Işık radyasyonu üzerine çalışırken bir sorunla karşılaşır. Yerleşik kuram ile deney sonuçları arasındaki tutarsızlık oldukça büyüktü. Sorun deneysel verilere dayalı hesaplamalarda bir hatadan kaynaklanmıyor idiyse yerleşik kuramın yetersizliği söz konusu olmalıydı.
Planck’ın yetkin örnek olarak aldığı kara cisim üzerinde yürüttüğü kuramsal çalışması 1900’de yayımlanır. Çalışmanın dayandığı temel düşünce şuydu: Madde her biri kendine özgü titreşim frekansına sahip ve bu frekansla radyasyon salan vibratörlerden ibarettir.
Bu düşüncenin yürürlükteki kurama ters düşen yanı yoktu. Ne var ki, Planck aynı zamanda vibratörlerin enerjiyi sürekli bir akıntı olarak değil bir dizi kesik fışkırmalarla saldığı görüşünü de ileri sürmekteydi. Bu demekti ki belli bir frekanstaki bir osilatörün saldığı veya aldığı enerji ancak tam birimler biçiminde olabilir. Çözüm arayışında başvurduğu istatiksel yöntemin de inceleme konusu ilişkilerin sayılabilir olmasını gerektirmesi, radyasyon enerjisinin bireysel bölümlerden oluştuğu varsayımını kaçınılmaz kılıyordu.
Önerilen çözüm basitti: Gözlem sonuçlarıyla bağdaşmayan sürekli oluş varsayımından vazgeçmemeli. Ne var ki, şimdi oldukça açık ve mantıksal görünen bu çözümün o dönemde hemen benimsenmesi bir yana, akla yalınlığı bile kolayca düşünülemezdi.
Yerleşik kuramı sorgulamak kolay değildi. Hele yeni bir kuram oluşturmak, üstün zeka ve hayal gücünün de ötesinde yüreklilik ister.

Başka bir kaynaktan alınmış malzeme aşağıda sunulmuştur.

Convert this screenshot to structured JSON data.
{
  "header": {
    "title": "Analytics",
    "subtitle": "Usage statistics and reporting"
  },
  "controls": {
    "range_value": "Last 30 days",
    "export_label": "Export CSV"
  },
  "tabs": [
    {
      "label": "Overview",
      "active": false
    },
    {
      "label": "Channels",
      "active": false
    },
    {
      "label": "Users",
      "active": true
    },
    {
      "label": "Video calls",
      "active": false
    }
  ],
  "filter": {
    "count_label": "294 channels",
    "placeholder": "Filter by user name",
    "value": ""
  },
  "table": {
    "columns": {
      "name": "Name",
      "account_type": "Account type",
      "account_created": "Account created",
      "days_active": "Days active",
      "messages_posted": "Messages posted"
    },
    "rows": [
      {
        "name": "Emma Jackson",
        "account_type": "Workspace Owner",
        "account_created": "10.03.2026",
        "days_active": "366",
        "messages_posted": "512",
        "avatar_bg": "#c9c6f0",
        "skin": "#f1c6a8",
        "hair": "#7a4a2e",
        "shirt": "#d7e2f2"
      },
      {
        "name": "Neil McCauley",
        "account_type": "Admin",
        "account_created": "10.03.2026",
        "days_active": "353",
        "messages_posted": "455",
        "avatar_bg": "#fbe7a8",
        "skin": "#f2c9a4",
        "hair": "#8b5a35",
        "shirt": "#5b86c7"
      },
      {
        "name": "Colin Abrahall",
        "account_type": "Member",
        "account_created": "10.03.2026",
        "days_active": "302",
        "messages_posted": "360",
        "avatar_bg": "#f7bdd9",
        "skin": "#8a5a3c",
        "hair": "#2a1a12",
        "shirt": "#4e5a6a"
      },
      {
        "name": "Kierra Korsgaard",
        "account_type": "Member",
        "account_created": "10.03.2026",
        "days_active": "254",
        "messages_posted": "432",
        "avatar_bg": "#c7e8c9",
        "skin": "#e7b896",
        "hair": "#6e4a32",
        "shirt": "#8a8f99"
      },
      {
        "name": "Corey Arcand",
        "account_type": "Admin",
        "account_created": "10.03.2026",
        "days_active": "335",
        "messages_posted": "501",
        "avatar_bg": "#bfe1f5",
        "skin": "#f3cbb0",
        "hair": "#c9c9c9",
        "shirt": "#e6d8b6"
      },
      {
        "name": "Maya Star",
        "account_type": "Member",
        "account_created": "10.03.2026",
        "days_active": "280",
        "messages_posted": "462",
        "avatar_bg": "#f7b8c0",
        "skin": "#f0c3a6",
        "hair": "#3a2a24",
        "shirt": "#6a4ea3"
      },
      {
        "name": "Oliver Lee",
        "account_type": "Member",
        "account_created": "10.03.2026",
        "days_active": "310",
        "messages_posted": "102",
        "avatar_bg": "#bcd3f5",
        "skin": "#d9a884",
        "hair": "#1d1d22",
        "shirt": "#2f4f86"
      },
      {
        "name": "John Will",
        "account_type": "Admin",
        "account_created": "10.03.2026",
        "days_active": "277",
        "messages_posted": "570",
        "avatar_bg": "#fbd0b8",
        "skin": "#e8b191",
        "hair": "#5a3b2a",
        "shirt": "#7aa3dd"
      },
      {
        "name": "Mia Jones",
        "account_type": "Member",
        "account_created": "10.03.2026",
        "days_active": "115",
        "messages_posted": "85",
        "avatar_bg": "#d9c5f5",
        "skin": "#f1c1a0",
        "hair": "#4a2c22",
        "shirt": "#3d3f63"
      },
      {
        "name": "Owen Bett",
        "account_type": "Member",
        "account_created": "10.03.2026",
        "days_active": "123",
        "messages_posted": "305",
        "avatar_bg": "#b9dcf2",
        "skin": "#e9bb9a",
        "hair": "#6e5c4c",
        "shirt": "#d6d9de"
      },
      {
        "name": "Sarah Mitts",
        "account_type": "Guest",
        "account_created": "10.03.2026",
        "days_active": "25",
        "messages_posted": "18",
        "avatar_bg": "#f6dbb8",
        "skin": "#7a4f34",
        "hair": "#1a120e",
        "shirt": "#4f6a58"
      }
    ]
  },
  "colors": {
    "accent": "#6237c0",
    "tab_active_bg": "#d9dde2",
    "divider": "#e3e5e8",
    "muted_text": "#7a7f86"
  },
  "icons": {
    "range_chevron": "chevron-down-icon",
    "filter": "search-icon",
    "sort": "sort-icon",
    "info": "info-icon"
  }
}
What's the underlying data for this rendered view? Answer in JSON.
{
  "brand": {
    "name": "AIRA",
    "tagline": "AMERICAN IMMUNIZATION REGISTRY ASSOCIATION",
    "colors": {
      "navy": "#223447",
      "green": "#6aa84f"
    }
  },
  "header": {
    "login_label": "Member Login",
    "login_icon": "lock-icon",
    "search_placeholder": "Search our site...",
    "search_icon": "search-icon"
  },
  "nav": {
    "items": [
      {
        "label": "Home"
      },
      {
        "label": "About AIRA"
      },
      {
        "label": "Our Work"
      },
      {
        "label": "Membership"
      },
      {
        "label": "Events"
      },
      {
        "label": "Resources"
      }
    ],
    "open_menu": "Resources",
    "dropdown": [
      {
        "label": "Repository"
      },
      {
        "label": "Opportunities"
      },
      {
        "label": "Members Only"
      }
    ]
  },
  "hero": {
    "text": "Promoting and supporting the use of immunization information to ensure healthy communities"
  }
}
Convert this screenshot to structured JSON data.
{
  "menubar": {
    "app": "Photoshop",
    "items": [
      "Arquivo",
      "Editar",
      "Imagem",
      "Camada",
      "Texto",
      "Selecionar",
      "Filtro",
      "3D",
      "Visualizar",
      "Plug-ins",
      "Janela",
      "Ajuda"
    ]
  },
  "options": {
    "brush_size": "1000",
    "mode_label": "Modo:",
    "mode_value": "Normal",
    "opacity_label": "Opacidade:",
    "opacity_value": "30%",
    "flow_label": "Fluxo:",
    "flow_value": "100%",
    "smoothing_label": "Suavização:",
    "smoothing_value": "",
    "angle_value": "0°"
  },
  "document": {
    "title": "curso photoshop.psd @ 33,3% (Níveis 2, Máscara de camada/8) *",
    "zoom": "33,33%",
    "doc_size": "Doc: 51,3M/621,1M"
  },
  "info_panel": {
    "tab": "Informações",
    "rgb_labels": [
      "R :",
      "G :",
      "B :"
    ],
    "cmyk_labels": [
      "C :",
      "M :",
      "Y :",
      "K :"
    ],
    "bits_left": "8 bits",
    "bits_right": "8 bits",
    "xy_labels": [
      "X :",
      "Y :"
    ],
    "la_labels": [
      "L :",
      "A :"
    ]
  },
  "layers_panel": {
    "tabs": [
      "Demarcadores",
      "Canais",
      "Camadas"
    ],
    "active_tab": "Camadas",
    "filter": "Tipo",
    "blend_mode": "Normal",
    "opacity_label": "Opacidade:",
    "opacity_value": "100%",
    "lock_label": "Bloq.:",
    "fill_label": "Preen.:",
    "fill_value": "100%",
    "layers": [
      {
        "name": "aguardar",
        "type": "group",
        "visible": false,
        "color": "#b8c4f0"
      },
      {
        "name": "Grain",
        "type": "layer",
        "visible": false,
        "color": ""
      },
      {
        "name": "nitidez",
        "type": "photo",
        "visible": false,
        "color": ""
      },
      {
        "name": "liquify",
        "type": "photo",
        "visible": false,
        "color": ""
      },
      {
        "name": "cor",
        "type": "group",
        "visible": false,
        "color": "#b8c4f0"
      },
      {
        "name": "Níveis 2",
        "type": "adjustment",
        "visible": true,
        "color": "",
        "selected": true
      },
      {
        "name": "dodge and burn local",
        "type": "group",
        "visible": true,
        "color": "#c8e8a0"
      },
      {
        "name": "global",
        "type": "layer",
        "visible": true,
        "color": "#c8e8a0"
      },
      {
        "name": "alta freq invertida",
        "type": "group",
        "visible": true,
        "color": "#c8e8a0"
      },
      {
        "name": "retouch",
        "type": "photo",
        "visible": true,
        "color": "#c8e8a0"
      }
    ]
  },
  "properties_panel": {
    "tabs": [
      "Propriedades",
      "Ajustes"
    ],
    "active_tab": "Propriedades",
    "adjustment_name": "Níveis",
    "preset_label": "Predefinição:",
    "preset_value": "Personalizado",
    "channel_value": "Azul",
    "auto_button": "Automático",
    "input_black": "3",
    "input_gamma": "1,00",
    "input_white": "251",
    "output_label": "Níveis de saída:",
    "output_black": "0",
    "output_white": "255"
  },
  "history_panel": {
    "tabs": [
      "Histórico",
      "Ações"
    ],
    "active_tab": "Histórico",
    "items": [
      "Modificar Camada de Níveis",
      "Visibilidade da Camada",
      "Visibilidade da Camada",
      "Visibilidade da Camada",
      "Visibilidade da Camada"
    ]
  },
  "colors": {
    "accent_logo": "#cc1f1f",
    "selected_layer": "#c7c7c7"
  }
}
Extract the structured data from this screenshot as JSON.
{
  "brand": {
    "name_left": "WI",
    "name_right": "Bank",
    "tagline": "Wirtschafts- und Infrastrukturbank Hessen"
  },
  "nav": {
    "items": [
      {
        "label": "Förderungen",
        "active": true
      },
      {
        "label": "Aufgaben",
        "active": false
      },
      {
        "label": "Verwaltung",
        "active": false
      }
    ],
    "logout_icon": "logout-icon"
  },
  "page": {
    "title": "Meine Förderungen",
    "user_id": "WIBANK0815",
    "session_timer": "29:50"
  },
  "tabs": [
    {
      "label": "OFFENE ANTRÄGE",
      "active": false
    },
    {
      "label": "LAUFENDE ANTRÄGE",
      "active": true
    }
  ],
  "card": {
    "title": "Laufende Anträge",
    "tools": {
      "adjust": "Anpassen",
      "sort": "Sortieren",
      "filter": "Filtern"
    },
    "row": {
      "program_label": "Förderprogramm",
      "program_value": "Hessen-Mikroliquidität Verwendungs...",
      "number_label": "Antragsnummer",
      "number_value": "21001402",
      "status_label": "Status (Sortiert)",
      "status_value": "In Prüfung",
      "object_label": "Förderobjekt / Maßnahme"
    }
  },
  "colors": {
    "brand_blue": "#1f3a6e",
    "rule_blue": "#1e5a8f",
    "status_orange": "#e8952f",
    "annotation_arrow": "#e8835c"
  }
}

Planck çözümüne deneysel verileri matematiksel olarak dile getiren masum bir formül gözüyle bakıyordu. Oysa “kuantum” dediği bir enerji paketi ile bir dalga frekansı arasındaki ilişkiyi belirleyen denklemi (E= h f) bilimde yeni bir devrimin temel taşıydı. (E: enerji, f:radyasyon frekansı, h: Planck sbt). Buna göre bir enerji kuantumu, dalga frekansıyla Planck değişmezinin çarpımına eşittir. Buna göre, bir enerji kuantumu, dalga frekansıyla Planck değişmezinin çarpımına eşittir.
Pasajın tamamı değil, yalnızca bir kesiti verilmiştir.